La historia lo demuestra a cada paso. ¿Es que la efervescencia de los pueblos de Occidente a fines del siglo pasado, y su deseo de ir hacia Oriente, puede explicarse por la actuación de Luis XIV, Luis XV y Luis XVI, de sus amantes y ministros, por la vida de Napoleón, Rousseau, Diderot, Beaumarchais y otros?
¿Y el movimiento del pueblo ruso hacia Oriente, a Kazán y Siberia, se refleja en el carácter morboso de Iván IV o en su correspondencia con Kurbski?
¿Y nos explica tal vez el movimiento de las Cruzadas el estudio de los Godofredos, los Luises y sus damas? A nuestro entender, el movimiento de los pueblos occidentales hacia Oriente permanece inexplicable, sin objetivo alguno, sin dirección, reducido a una muchedumbre de vagabundos guiada por Pedro el Ermitaño. Más incomprensible aún es la suspensión de ese movimiento cuando los personajes históricos habían señalado claramente un objetivo razonable y santo: la liberación de Jerusalén. Papas, reyes y caballeros incitaban a sus pueblos a liberar Tierra Santa, pero el pueblo no obedecía, porque ya no existía la causa ignorada que antes lo llevaba. La historia de los Godofredos y sus trovadores no puede, evidentemente, abarcar la vida de los pueblos; es, sencillamente, la historia de los Godofredos y los trovadores, mientras que la historia de la vida de los pueblos y de sus aspiraciones continúa siendo desconocida.

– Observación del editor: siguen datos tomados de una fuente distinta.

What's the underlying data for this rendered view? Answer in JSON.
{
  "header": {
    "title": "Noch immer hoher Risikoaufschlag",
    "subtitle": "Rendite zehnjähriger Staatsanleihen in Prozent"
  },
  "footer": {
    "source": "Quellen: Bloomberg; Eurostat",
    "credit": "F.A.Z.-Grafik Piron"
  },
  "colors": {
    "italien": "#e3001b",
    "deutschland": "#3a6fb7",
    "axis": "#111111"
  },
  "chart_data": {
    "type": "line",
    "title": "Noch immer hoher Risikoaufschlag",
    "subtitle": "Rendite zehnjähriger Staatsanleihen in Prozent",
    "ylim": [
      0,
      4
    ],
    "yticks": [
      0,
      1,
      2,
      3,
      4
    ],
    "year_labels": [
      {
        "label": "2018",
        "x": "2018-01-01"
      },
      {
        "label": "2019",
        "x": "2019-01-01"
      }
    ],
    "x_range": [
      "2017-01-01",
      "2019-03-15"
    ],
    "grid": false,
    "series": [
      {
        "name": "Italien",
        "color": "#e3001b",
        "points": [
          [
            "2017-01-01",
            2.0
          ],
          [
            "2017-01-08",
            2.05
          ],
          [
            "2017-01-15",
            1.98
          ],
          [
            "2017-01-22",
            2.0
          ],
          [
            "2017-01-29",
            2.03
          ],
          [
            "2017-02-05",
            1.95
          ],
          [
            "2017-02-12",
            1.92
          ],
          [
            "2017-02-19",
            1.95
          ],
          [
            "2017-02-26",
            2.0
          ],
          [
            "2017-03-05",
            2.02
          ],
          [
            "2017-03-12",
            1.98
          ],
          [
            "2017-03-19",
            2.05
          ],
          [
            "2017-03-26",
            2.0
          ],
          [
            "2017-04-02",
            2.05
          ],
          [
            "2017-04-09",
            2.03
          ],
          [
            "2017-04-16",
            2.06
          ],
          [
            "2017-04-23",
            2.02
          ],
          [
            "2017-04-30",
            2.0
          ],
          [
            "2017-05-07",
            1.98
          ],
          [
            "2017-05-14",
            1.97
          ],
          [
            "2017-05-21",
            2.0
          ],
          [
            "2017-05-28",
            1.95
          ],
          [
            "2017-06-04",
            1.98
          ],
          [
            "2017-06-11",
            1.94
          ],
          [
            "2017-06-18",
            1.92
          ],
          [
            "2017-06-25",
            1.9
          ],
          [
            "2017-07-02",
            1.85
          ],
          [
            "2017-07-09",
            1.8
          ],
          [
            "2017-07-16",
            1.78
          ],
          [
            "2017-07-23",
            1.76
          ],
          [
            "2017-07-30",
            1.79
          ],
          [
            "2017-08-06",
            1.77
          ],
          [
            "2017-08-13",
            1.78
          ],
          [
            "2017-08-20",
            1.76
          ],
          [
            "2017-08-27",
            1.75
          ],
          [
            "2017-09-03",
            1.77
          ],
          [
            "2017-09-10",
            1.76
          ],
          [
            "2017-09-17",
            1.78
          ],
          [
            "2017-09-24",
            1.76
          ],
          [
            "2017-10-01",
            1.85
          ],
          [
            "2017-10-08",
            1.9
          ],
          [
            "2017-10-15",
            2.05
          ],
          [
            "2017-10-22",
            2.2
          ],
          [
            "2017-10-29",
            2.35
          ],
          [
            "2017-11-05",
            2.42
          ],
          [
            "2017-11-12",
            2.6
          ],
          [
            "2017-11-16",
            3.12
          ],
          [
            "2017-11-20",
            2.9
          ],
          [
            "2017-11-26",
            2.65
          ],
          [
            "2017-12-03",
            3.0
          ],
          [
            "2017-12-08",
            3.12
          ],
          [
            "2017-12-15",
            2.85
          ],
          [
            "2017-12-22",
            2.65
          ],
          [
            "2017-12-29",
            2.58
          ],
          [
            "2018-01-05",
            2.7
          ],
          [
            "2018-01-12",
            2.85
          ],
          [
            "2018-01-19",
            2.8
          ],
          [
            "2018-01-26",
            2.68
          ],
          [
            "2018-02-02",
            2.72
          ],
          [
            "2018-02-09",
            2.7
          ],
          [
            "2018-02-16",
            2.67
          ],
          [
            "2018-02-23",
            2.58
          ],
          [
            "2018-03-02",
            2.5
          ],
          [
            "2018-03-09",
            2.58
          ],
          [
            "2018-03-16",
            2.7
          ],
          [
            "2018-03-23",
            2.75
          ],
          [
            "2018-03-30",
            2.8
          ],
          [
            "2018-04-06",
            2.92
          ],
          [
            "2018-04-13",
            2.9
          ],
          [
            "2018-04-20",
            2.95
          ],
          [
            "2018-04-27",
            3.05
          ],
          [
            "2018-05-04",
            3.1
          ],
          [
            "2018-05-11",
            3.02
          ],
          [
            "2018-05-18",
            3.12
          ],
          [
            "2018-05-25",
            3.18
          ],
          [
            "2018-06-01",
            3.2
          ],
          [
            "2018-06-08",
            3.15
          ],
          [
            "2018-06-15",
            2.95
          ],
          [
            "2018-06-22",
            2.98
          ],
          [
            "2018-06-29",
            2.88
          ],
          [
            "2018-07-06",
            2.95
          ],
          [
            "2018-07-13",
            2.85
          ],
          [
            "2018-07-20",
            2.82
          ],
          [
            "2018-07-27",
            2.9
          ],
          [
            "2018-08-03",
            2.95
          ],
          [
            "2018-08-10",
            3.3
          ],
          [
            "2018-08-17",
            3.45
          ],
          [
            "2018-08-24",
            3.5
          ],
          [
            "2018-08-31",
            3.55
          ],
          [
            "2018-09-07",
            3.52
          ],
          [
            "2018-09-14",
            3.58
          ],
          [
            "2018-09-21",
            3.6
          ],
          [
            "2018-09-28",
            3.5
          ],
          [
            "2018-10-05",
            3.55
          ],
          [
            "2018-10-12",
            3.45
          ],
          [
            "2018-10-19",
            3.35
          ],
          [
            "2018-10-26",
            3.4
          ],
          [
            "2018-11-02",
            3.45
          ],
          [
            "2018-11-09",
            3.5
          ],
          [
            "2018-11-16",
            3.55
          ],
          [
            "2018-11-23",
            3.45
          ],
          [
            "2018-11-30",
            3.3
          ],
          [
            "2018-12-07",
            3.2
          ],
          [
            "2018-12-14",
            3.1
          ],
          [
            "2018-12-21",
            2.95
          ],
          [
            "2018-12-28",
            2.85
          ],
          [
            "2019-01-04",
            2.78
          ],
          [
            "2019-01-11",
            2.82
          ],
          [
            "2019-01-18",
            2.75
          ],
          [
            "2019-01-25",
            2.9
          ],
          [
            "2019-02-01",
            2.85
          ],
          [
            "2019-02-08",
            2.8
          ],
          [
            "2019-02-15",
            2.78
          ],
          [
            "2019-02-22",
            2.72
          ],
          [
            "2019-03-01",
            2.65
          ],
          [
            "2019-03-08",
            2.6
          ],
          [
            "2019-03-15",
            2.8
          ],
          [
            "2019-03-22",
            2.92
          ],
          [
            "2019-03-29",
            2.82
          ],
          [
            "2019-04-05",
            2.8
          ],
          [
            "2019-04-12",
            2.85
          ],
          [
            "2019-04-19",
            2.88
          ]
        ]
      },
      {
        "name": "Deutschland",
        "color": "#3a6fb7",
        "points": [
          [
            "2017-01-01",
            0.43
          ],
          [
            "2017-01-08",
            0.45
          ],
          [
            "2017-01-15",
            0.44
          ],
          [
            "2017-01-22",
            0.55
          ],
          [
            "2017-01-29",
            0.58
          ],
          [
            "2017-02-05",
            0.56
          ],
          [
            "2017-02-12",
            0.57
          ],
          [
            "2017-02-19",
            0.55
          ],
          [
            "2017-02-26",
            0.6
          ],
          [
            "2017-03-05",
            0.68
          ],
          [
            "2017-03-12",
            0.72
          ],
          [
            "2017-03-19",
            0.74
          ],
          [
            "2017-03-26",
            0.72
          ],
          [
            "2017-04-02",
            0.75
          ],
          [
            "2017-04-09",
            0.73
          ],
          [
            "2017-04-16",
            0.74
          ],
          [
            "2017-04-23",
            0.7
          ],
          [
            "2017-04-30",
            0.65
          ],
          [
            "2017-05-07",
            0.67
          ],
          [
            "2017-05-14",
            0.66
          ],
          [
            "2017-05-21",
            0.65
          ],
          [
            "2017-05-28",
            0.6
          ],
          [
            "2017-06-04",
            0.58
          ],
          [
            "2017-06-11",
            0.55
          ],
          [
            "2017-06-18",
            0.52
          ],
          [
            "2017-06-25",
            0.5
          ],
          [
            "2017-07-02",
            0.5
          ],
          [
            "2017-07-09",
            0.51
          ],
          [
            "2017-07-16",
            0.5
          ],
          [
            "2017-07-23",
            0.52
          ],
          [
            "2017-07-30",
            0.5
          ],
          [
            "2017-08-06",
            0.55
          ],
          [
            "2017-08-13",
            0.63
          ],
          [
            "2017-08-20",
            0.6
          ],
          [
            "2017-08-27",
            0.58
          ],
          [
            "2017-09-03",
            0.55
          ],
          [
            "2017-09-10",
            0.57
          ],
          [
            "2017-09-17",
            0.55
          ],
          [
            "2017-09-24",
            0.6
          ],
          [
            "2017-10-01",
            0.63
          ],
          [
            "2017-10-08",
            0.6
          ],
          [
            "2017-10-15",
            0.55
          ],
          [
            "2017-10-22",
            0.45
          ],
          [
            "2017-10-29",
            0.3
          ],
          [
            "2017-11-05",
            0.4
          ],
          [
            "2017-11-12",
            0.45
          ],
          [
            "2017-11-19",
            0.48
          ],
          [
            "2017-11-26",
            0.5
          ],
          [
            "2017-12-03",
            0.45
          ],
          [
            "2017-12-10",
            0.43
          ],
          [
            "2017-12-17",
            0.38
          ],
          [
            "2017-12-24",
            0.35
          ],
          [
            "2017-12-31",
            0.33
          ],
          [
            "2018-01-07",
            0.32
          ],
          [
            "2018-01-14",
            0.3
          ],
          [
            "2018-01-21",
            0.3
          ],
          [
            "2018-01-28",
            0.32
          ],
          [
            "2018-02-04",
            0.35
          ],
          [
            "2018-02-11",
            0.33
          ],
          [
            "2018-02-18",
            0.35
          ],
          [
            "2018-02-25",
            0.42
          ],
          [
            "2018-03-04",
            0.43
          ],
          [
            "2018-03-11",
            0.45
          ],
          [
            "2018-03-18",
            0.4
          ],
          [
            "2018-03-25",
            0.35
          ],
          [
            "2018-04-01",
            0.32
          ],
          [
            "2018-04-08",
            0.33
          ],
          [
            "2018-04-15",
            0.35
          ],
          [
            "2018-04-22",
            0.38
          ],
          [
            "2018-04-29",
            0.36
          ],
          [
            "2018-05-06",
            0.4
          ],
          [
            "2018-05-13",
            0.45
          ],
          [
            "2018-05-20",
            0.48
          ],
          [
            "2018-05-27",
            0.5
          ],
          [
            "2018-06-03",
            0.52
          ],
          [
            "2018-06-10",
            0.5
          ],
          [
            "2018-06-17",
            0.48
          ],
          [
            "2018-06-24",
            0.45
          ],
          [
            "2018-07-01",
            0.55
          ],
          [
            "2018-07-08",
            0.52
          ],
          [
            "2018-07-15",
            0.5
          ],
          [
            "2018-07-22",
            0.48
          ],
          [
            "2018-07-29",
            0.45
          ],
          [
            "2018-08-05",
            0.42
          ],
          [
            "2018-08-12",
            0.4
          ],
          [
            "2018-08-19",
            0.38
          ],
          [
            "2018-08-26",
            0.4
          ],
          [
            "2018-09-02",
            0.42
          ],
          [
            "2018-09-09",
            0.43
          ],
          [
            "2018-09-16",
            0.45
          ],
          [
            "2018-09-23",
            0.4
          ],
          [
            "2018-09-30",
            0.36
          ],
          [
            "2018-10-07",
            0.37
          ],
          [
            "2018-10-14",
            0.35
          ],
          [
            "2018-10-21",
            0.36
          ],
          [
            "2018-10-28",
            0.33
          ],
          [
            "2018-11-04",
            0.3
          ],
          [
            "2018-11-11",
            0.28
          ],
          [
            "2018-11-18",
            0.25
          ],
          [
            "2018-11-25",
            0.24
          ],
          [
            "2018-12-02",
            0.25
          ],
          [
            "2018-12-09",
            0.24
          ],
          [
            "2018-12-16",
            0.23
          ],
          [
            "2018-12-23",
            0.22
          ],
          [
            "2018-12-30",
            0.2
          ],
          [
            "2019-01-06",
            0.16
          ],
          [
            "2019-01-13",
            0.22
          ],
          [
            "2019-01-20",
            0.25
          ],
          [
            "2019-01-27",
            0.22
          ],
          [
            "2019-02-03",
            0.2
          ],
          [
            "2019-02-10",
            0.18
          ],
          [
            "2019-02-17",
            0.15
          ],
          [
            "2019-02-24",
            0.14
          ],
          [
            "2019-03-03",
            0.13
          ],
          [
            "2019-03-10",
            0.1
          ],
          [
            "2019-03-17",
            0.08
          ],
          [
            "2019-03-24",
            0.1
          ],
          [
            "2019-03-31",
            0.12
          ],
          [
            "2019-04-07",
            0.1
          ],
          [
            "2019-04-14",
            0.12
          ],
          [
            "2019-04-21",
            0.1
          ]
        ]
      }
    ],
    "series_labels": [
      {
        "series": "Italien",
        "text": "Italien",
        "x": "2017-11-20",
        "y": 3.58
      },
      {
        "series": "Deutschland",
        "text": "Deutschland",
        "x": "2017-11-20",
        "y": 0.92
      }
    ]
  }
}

Aún menos nos explica la vida de los pueblos la historia que presentan los escritores y reformadores.
La historia de la cultura nos explica las aspiraciones, las condiciones de vida y los pensamientos de un escritor o de un reformador. Nos cuentan que Lutero era irascible y había pronunciado tales y cuales discursos. Sabemos que Rousseau era desconfiado y que escribió varios libros; pero ignoramos por qué, después de la Reforma, los pueblos se mataban entre sí y por qué, durante la Revolución, los hombres se ejecutaban unos a otros.
Si unimos ambas historias como hacen los autores modernos, tendremos la historia de los monarcas y escritores, pero no la historia de la vida de los pueblos.